Last week, Galveston County Judge Kerry Neves issued an order saying that he would not approve probation, plea bargains, or deferred adjudication in any case that involves threatening or putting a police officer in harm’s way.
That list includes not just assault on a public servant and resisting arrest, but also evading arrest. Also included, in Neves’s own words, is “any other offense in which a member of Law Enforcement is threatened or placed in danger.”
Should the defendant, the defense attorney, and the prosecutor all sign off on a plea bargain agreement, Judge Neves might consider it, so long as the the defendant pens and reads in open court “a sincere written statement of apology to the officer or officers involved,” but only if the victim—meaning the police officer—should also agree to the plea bargain. According to Neves, prior criminal history would be a crucial factor in the approval of an agreement.
In essence, Judge Neves has publicly announced that some victims get to have more of a say in the range of punishments on the table for the alleged perpetrators than the rest of us.
“I think he is just trying to take advantage of the feeling right now in support of police,” says legendary Houston defense attorney Dick DeGuerin. “Certainly what he was trying to do [with that Facebook announcement] was get it out to as many police and police supporters as possible. It’s a political thing. He has no authority whatsoever to rewrite the statute.”
Houston defense attorney and legal analyst Mark Bennett echoed DeGuerin’s concern that this was a political move. “It’s unusual and arguably unethical,” Bennett says. “Yes, judges are politicians, but they are not supposed to allow their political pandering to affect their treatment of cases.”
After Judge Neves took his public stand on Facebook, many defense attorneys argued that the judge should recuse himself from presiding over such cases. As a judge, proclaiming that you are willing to publicly declare your willingness to eliminate a range of punishment will certainly provoke a reaction from the defense bar.
“I am not sure if I could give a legal opinion on whether he could be recused, but I think that lawyers ought to certainly be trying that,” Bennett says. “ And in the interest of avoiding the appearance of impropriety, yes, he ought to recuse himself. Now will another judge recuse him? I don’t know.”
DeGuerin had even stronger words for the judge: “By what he has said, he is disqualified from sitting on cases such as [these]. He’s already got his opinion regardless of what the facts are, and so anyone who has such a case before him should bring a motion to recuse him.”
DeGuerin wonders if the the state’s governing board for judges, the State Commission on Judicial Conduct, should get involved. “Whether they will step in and do something, I don’t know,” he says. “That depends on whether they get a complaint.
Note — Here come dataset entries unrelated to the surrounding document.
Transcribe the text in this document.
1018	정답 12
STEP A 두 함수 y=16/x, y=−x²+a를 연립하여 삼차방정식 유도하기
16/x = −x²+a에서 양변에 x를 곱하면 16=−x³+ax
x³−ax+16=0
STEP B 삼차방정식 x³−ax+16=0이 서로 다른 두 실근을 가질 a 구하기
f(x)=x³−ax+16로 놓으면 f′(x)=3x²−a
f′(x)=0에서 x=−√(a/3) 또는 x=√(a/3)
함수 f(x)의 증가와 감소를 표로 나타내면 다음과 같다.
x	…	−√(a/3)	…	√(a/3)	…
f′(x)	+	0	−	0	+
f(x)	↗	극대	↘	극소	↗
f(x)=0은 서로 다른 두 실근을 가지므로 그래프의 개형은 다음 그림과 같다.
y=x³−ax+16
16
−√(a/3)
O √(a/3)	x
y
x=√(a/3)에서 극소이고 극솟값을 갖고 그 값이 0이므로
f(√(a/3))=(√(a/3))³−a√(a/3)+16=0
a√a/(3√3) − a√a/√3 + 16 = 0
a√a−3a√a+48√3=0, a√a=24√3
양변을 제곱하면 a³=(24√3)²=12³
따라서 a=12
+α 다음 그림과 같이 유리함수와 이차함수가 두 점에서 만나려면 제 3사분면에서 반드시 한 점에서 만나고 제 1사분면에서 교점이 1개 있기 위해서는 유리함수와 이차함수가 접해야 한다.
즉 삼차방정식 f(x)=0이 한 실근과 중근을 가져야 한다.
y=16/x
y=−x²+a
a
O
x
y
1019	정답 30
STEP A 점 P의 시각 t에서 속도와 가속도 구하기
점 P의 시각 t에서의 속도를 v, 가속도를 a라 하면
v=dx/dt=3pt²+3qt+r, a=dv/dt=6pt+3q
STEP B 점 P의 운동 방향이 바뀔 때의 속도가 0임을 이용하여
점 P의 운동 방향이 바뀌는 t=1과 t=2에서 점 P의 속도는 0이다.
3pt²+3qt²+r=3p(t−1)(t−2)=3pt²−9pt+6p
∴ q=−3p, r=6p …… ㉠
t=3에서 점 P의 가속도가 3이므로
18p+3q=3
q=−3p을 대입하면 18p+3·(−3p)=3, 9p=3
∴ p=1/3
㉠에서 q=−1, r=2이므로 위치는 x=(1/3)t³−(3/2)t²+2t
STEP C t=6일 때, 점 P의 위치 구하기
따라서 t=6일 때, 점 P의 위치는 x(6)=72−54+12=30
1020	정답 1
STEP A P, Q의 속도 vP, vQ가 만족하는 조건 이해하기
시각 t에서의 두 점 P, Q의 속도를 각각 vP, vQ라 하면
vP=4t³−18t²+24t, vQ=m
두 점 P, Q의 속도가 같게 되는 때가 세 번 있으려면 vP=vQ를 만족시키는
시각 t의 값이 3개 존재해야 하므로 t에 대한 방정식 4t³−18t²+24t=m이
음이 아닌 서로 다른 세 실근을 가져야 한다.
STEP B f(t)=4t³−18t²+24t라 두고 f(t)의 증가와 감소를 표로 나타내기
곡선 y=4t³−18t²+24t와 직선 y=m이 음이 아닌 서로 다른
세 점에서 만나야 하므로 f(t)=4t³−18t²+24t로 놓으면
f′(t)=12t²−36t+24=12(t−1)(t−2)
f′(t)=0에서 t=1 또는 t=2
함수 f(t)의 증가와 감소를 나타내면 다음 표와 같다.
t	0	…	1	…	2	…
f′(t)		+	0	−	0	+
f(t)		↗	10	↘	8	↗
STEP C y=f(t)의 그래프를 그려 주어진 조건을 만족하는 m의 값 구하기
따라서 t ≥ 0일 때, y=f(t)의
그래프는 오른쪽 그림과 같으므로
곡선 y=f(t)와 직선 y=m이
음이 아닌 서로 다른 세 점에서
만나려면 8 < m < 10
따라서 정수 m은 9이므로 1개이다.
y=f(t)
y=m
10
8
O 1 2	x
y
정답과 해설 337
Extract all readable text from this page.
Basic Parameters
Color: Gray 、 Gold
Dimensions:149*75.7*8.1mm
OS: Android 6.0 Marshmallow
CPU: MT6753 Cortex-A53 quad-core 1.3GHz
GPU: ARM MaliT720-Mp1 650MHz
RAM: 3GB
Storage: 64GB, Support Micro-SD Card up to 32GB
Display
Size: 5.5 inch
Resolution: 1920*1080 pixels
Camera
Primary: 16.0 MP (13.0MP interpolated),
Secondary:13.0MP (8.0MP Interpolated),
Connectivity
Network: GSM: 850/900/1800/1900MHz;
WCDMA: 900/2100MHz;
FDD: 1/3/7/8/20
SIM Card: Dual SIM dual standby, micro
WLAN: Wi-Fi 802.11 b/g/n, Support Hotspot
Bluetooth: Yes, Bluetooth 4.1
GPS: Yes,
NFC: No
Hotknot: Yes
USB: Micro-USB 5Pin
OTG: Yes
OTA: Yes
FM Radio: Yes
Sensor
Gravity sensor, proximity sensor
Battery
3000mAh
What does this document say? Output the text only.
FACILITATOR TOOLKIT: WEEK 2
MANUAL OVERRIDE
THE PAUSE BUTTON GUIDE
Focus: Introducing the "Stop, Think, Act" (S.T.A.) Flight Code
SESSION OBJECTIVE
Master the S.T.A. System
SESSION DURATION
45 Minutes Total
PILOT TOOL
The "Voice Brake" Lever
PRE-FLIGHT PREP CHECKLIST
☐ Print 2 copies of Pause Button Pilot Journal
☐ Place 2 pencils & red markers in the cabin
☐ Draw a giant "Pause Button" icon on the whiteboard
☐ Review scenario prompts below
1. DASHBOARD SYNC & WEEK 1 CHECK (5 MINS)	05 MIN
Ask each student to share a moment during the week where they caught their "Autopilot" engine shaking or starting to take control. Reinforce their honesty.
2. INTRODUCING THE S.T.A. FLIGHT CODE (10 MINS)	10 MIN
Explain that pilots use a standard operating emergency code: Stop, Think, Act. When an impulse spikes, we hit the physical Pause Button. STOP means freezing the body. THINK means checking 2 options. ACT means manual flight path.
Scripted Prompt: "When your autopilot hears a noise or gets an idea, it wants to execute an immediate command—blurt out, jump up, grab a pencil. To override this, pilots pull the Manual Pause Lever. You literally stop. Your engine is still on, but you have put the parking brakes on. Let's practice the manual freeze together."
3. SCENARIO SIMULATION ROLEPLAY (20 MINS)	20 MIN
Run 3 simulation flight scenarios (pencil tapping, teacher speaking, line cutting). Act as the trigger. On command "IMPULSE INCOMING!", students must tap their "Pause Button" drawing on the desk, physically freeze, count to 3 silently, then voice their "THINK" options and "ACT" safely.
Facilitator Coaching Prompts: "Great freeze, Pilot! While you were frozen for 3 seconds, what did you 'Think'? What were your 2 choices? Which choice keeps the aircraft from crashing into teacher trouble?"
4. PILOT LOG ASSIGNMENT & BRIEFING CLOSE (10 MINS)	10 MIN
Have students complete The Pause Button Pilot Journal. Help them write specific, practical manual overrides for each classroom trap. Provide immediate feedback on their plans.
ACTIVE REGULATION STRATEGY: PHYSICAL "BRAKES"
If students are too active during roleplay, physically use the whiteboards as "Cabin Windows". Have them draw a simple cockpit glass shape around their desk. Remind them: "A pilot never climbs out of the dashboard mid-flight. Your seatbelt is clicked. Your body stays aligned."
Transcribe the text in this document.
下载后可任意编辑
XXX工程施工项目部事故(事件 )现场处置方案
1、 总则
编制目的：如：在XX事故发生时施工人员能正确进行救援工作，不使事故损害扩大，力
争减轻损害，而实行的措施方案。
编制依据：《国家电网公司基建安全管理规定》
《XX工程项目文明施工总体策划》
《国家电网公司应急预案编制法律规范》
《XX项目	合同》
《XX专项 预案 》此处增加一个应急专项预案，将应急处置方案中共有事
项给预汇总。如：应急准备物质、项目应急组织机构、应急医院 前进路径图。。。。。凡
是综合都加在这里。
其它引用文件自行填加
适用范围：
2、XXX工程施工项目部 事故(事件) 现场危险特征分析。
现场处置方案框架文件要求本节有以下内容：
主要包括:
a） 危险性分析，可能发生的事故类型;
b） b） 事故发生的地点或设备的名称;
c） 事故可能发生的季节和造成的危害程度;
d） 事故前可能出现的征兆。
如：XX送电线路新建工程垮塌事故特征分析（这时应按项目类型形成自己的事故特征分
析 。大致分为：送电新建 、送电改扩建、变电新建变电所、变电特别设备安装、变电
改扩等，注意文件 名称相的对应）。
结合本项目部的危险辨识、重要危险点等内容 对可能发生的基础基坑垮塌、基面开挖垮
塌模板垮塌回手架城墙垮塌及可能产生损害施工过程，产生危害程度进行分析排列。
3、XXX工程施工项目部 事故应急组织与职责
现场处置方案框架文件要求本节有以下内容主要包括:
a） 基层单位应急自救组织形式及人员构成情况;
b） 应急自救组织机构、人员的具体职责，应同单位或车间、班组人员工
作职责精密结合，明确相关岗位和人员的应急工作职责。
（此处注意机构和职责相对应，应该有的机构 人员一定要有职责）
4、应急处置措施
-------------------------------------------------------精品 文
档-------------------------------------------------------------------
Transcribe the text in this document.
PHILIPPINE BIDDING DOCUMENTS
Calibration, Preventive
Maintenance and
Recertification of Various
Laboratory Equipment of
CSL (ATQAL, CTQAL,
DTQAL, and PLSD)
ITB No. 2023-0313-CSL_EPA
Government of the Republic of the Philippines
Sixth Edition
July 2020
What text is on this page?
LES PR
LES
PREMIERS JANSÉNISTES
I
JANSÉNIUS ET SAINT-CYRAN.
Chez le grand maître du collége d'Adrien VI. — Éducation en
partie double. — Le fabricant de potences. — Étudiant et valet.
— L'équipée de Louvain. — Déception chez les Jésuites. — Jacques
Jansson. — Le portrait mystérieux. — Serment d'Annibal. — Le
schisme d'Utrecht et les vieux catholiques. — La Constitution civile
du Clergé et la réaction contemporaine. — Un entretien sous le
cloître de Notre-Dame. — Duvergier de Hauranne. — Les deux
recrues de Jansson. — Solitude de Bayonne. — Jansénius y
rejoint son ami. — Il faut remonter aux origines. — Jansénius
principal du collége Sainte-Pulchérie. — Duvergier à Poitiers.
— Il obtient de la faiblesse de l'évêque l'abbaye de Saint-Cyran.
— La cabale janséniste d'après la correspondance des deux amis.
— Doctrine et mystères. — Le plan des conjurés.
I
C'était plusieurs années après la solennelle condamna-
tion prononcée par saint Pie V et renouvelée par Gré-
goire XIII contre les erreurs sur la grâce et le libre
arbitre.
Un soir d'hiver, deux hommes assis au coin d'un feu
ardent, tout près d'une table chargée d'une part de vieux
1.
I do know that a couple of the lawyer organizations are considering filing such a complaint.”
Years back, DeGuerin recalls, he once had a judge recused after that jurist had publicly declared that any defendant in his court who was charged with a crime while on deferred adjudication would be going to jail. “Doesn’t make any difference if you are guilty or not, you are going to jail, period. So I recused him. He couldn’t be fair. He couldn’t consider the full range of punishments.”
Absent of cell phone footage, these kind of cases tend to be shadowy of fact and long on accusation. DeGuerin worries that the order would further complicate trials involving police and citizens.
“What this would do, particularly if there was a change in the law to enforce something like this, is, it would give the police far too much discretion in bringing charges,” adds DeGuerin. “And they do it all the time. And it would basically say, in any such cases, the cops are always right. But that’s not true.”